We've got reports which tell us about low-utilized workspaces that were touched seven months ago, and not touched since. So probably either the resources are just there and never changing, or those resources are simply not used — in which case we've got other information which would tell us how much it's costing, and we can look at removing those if necessary.
» Summary
We started our cloud journey by enabling new managed services in the public cloud. We didn't initially see the benefit of migrating all of our workload. We've since changed. We've now got a large program. It's actually the largest program in AXA for the next four years to migrate all our workloads to the public cloud.

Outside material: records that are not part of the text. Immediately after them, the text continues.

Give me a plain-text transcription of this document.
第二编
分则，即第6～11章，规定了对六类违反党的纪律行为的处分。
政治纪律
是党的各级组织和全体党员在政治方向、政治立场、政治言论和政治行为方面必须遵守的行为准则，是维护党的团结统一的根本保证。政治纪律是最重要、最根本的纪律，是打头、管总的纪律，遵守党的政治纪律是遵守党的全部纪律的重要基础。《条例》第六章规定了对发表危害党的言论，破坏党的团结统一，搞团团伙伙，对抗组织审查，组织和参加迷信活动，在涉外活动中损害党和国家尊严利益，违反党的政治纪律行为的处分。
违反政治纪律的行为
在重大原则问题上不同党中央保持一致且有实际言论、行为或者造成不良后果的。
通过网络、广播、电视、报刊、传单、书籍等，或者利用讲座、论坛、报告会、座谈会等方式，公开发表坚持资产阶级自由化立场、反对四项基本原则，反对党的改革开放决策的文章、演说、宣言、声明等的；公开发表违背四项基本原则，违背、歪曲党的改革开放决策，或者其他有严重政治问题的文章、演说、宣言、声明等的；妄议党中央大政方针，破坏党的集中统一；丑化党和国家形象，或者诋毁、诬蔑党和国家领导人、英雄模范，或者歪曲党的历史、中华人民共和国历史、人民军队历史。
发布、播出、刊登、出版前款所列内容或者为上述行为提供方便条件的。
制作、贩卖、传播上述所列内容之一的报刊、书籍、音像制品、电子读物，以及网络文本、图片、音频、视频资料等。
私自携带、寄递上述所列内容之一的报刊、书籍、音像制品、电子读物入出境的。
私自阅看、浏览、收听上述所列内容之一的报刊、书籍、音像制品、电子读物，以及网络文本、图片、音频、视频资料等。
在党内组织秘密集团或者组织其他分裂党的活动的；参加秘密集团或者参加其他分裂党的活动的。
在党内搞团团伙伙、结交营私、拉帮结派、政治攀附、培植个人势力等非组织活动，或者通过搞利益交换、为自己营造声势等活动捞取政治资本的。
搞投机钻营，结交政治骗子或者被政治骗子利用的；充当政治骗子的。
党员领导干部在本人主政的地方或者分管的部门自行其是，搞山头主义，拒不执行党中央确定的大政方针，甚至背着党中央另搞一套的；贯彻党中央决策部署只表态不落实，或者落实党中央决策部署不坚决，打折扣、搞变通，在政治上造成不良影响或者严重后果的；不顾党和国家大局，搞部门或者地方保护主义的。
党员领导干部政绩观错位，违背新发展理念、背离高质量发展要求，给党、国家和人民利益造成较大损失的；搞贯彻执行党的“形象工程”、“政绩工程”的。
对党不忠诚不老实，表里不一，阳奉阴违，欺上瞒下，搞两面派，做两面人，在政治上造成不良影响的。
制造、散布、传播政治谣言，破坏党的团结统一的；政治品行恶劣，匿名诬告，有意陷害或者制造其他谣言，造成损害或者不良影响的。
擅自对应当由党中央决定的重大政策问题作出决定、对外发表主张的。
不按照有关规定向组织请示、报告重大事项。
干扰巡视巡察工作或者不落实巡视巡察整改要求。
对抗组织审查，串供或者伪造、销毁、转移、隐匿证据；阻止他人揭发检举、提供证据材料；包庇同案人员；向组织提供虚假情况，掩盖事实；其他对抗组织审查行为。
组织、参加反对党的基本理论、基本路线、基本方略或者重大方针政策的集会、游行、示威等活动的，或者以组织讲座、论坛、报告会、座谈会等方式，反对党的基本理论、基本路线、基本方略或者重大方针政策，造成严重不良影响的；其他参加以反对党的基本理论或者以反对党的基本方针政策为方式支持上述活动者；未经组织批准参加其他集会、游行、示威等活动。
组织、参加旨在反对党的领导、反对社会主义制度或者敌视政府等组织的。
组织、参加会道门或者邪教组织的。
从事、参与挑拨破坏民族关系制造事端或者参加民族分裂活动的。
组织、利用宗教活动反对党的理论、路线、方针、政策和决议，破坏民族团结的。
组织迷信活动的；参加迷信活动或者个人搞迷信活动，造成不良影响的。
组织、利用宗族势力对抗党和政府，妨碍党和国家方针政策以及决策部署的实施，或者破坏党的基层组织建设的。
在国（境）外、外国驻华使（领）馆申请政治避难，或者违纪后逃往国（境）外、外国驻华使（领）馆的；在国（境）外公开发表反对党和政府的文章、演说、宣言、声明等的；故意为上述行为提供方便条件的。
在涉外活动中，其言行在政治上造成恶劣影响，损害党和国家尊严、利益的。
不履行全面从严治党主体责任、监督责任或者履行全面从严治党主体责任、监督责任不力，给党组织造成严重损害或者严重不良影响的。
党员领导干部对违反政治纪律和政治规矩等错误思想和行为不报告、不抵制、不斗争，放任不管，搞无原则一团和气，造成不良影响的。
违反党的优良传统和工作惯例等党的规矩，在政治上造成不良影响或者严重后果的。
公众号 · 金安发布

We've done a lot of work to integrate Terraform Enterprise to ensure everything that now gets deployed is infrastructure as code and is fully automated, so there are no manual provisioning actions, let's say. There are still going to be some manual operations. But we try and make sure that everything that now gets provisioned into the cloud will enable us to — in the future — maintain it, sustain it.
Also reversibility's coming along. So, in the future, we’ll be able to take an application running in AWS and move it to Azure? I don't know. But that's maybe the long-term goal of where we want to be, and we could only do that by selecting a common tool — The tool we selected was Terraform Enterprise.
That's it for me. I've got one minute left.